America is facing great challenges in healthcare. Our national health expenditure is $3.1 trillion per year, 17.4% of GDP, and is projected to reach 19.6% of GDP by 2024.   Some 34% of Americans are obese (BMI>30), far more than in any other country. Their medical expenses will soar in the years ahead.  Medicaid now covers over 70 million low-income people at a cost of $500 billion per year.  Medicare spends $615 billion per year on the 42 million Americans over age 65.
CaptureThe Hoover Institution’s Scott Atlas has just published “Restoring Quality Health Care: a six-point plan for comprehensive reform at lower cost.”  He claims that his plan will save $2.75 trillion over a decade for private healthcare and an additional $1.5 trillion per decade for federal healthcare programs such as Medicare, Medicaid and the Affordable Care Act.

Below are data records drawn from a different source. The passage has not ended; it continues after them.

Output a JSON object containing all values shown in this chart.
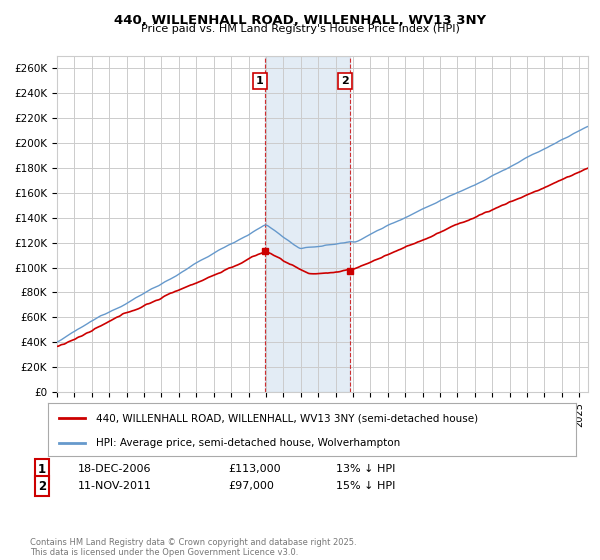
{
  "title": "440, WILLENHALL ROAD, WILLENHALL, WV13 3NY",
  "subtitle": "Price paid vs. HM Land Registry's House Price Index (HPI)",
  "legend_line1": "440, WILLENHALL ROAD, WILLENHALL, WV13 3NY (semi-detached house)",
  "legend_line2": "HPI: Average price, semi-detached house, Wolverhampton",
  "annotation1_label": "1",
  "annotation1_date": "18-DEC-2006",
  "annotation1_price": "£113,000",
  "annotation1_pct": "13% ↓ HPI",
  "annotation2_label": "2",
  "annotation2_date": "11-NOV-2011",
  "annotation2_price": "£97,000",
  "annotation2_pct": "15% ↓ HPI",
  "copyright_text": "Contains HM Land Registry data © Crown copyright and database right 2025.\nThis data is licensed under the Open Government Licence v3.0.",
  "price_color": "#cc0000",
  "hpi_color": "#6699cc",
  "highlight_color": "#ddeeff",
  "annotation_box_color": "#cc0000",
  "vline_color": "#cc0000",
  "ylim": [
    0,
    270000
  ],
  "yticks": [
    0,
    20000,
    40000,
    60000,
    80000,
    100000,
    120000,
    140000,
    160000,
    180000,
    200000,
    220000,
    240000,
    260000
  ],
  "grid_color": "#cccccc",
  "background_color": "#ffffff",
  "sale1_year": 2006.96,
  "sale1_price": 113000,
  "sale2_year": 2011.85,
  "sale2_price": 97000
}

The elements of his plan are to:

  • Expand Affordable Private Insurance by allowing all insurers to offer high deductible, limited-mandate catastrophic coverage (LMCC) to all citizens, which would be owned by individuals and portable.
  • Establish and Liberalize Universal Health Savings Accounts (HSA) for all citizens, individually owned and portable.

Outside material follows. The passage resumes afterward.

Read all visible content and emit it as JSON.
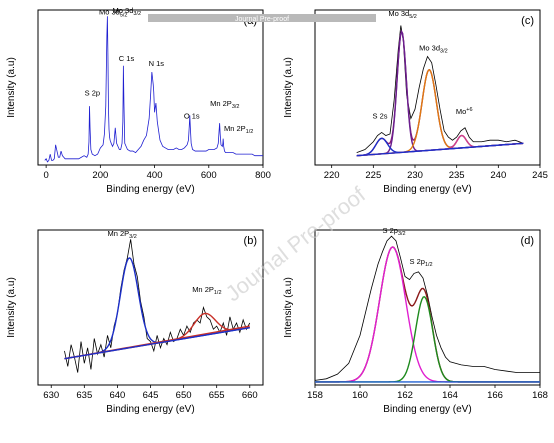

  • Instill Appropriate Incentives with Rational Tax Treatment of Health Spending equal for all, whether individual, self-employed or employer-based, requiring LMCCs for all.
  • Modernize Medicare for the 21st Century by establishing a private insurance option with defined-benefit premium support based on regional benchmarks featuring cash rebates to individual HSAs if premium is less than benchmark, otherwise additional cost paid by enrollee.

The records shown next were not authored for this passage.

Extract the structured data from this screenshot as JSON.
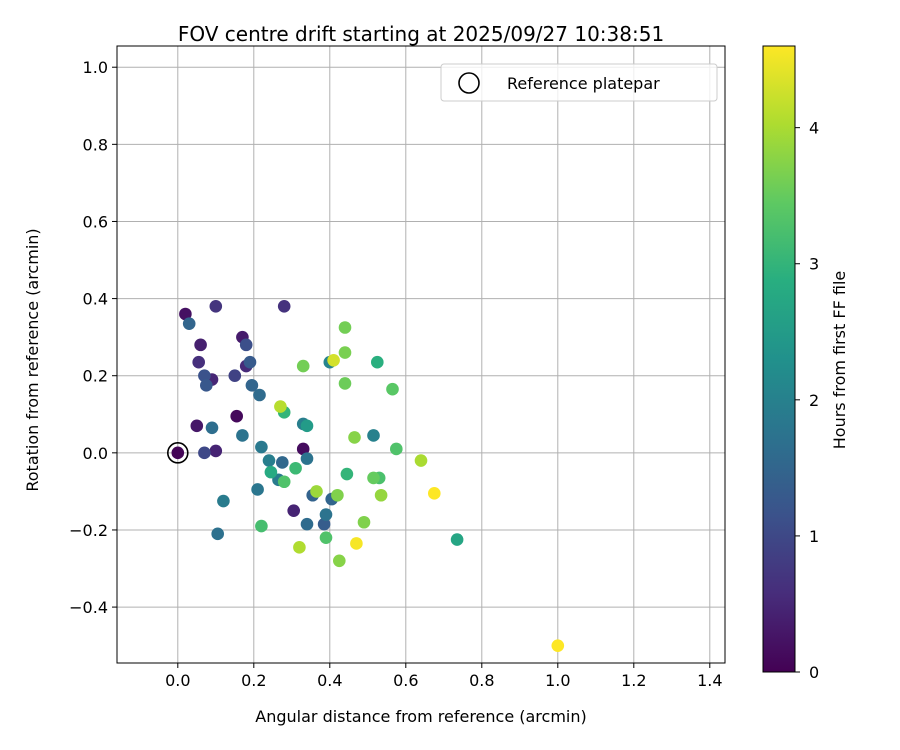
{
  "chart_data": {
    "type": "scatter",
    "title": "FOV centre drift starting at 2025/09/27 10:38:51",
    "xlabel": "Angular distance from reference (arcmin)",
    "ylabel": "Rotation from reference (arcmin)",
    "xlim": [
      -0.16,
      1.44
    ],
    "ylim": [
      -0.545,
      1.055
    ],
    "xticks": [
      0.0,
      0.2,
      0.4,
      0.6,
      0.8,
      1.0,
      1.2,
      1.4
    ],
    "xtick_labels": [
      "0.0",
      "0.2",
      "0.4",
      "0.6",
      "0.8",
      "1.0",
      "1.2",
      "1.4"
    ],
    "yticks": [
      -0.4,
      -0.2,
      0.0,
      0.2,
      0.4,
      0.6,
      0.8,
      1.0
    ],
    "ytick_labels": [
      "−0.4",
      "−0.2",
      "0.0",
      "0.2",
      "0.4",
      "0.6",
      "0.8",
      "1.0"
    ],
    "grid": true,
    "legend": {
      "label": "Reference platepar",
      "placement": "top-right"
    },
    "reference_point": {
      "x": 0.0,
      "y": 0.0
    },
    "colorbar": {
      "label": "Hours from first FF file",
      "min": 0,
      "max": 4.6,
      "ticks": [
        0,
        1,
        2,
        3,
        4
      ],
      "tick_labels": [
        "0",
        "1",
        "2",
        "3",
        "4"
      ],
      "colormap": "viridis"
    },
    "points": [
      {
        "x": 0.0,
        "y": 0.0,
        "h": 0.05
      },
      {
        "x": 0.02,
        "y": 0.36,
        "h": 0.2
      },
      {
        "x": 0.05,
        "y": 0.07,
        "h": 0.3
      },
      {
        "x": 0.06,
        "y": 0.28,
        "h": 0.4
      },
      {
        "x": 0.055,
        "y": 0.235,
        "h": 0.6
      },
      {
        "x": 0.09,
        "y": 0.19,
        "h": 0.5
      },
      {
        "x": 0.1,
        "y": 0.005,
        "h": 0.45
      },
      {
        "x": 0.1,
        "y": 0.38,
        "h": 0.7
      },
      {
        "x": 0.155,
        "y": 0.095,
        "h": 0.1
      },
      {
        "x": 0.17,
        "y": 0.3,
        "h": 0.35
      },
      {
        "x": 0.18,
        "y": 0.225,
        "h": 0.55
      },
      {
        "x": 0.28,
        "y": 0.38,
        "h": 0.65
      },
      {
        "x": 0.33,
        "y": 0.01,
        "h": 0.15
      },
      {
        "x": 0.305,
        "y": -0.15,
        "h": 0.45
      },
      {
        "x": 0.15,
        "y": 0.2,
        "h": 0.9
      },
      {
        "x": 0.07,
        "y": 0.0,
        "h": 1.0
      },
      {
        "x": 0.07,
        "y": 0.2,
        "h": 1.15
      },
      {
        "x": 0.075,
        "y": 0.175,
        "h": 1.25
      },
      {
        "x": 0.03,
        "y": 0.335,
        "h": 1.5
      },
      {
        "x": 0.18,
        "y": 0.28,
        "h": 1.1
      },
      {
        "x": 0.19,
        "y": 0.235,
        "h": 1.3
      },
      {
        "x": 0.195,
        "y": 0.175,
        "h": 1.5
      },
      {
        "x": 0.215,
        "y": 0.15,
        "h": 1.6
      },
      {
        "x": 0.09,
        "y": 0.065,
        "h": 1.65
      },
      {
        "x": 0.17,
        "y": 0.045,
        "h": 1.75
      },
      {
        "x": 0.22,
        "y": 0.015,
        "h": 1.85
      },
      {
        "x": 0.24,
        "y": -0.02,
        "h": 1.95
      },
      {
        "x": 0.275,
        "y": -0.025,
        "h": 1.55
      },
      {
        "x": 0.265,
        "y": -0.07,
        "h": 1.9
      },
      {
        "x": 0.21,
        "y": -0.095,
        "h": 1.8
      },
      {
        "x": 0.12,
        "y": -0.125,
        "h": 1.9
      },
      {
        "x": 0.105,
        "y": -0.21,
        "h": 1.7
      },
      {
        "x": 0.33,
        "y": 0.075,
        "h": 1.95
      },
      {
        "x": 0.34,
        "y": -0.015,
        "h": 1.75
      },
      {
        "x": 0.355,
        "y": -0.11,
        "h": 1.45
      },
      {
        "x": 0.34,
        "y": -0.185,
        "h": 1.6
      },
      {
        "x": 0.385,
        "y": -0.185,
        "h": 1.35
      },
      {
        "x": 0.39,
        "y": -0.16,
        "h": 1.75
      },
      {
        "x": 0.405,
        "y": -0.12,
        "h": 1.5
      },
      {
        "x": 0.4,
        "y": 0.235,
        "h": 2.05
      },
      {
        "x": 0.515,
        "y": 0.045,
        "h": 2.0
      },
      {
        "x": 0.34,
        "y": 0.07,
        "h": 2.5
      },
      {
        "x": 0.28,
        "y": 0.105,
        "h": 3.0
      },
      {
        "x": 0.245,
        "y": -0.05,
        "h": 2.8
      },
      {
        "x": 0.31,
        "y": -0.04,
        "h": 3.1
      },
      {
        "x": 0.28,
        "y": -0.075,
        "h": 3.3
      },
      {
        "x": 0.22,
        "y": -0.19,
        "h": 3.2
      },
      {
        "x": 0.39,
        "y": -0.22,
        "h": 3.3
      },
      {
        "x": 0.445,
        "y": -0.055,
        "h": 3.0
      },
      {
        "x": 0.525,
        "y": 0.235,
        "h": 2.9
      },
      {
        "x": 0.735,
        "y": -0.225,
        "h": 2.7
      },
      {
        "x": 0.53,
        "y": -0.065,
        "h": 3.25
      },
      {
        "x": 0.515,
        "y": -0.065,
        "h": 3.5
      },
      {
        "x": 0.575,
        "y": 0.01,
        "h": 3.3
      },
      {
        "x": 0.565,
        "y": 0.165,
        "h": 3.4
      },
      {
        "x": 0.33,
        "y": 0.225,
        "h": 3.6
      },
      {
        "x": 0.44,
        "y": 0.325,
        "h": 3.6
      },
      {
        "x": 0.44,
        "y": 0.26,
        "h": 3.65
      },
      {
        "x": 0.44,
        "y": 0.18,
        "h": 3.55
      },
      {
        "x": 0.465,
        "y": 0.04,
        "h": 3.75
      },
      {
        "x": 0.42,
        "y": -0.11,
        "h": 3.7
      },
      {
        "x": 0.49,
        "y": -0.18,
        "h": 3.7
      },
      {
        "x": 0.425,
        "y": -0.28,
        "h": 3.75
      },
      {
        "x": 0.365,
        "y": -0.1,
        "h": 3.9
      },
      {
        "x": 0.535,
        "y": -0.11,
        "h": 3.85
      },
      {
        "x": 0.64,
        "y": -0.02,
        "h": 4.0
      },
      {
        "x": 0.32,
        "y": -0.245,
        "h": 4.05
      },
      {
        "x": 0.27,
        "y": 0.12,
        "h": 4.1
      },
      {
        "x": 0.41,
        "y": 0.24,
        "h": 4.3
      },
      {
        "x": 0.47,
        "y": -0.235,
        "h": 4.55
      },
      {
        "x": 0.675,
        "y": -0.105,
        "h": 4.6
      },
      {
        "x": 1.0,
        "y": -0.5,
        "h": 4.6
      }
    ]
  }
}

  • Overhaul Medicaid and Eliminate the Two-Tiered System for Poor Americans by permitting all insurers to offer LMCC plans to entire state population as well as setting up government seeded HSAs for all Medicaid enrollees.
  • Strategically Enhance the Supply of Medical Care While Ensuring Innovation by stimulating private retail clinics and loosening practice restraints on nurse practitioners and physician assistants.

 

A plan along these lines would go a long way towards both improving the quality and lowering the costs of American healthcare.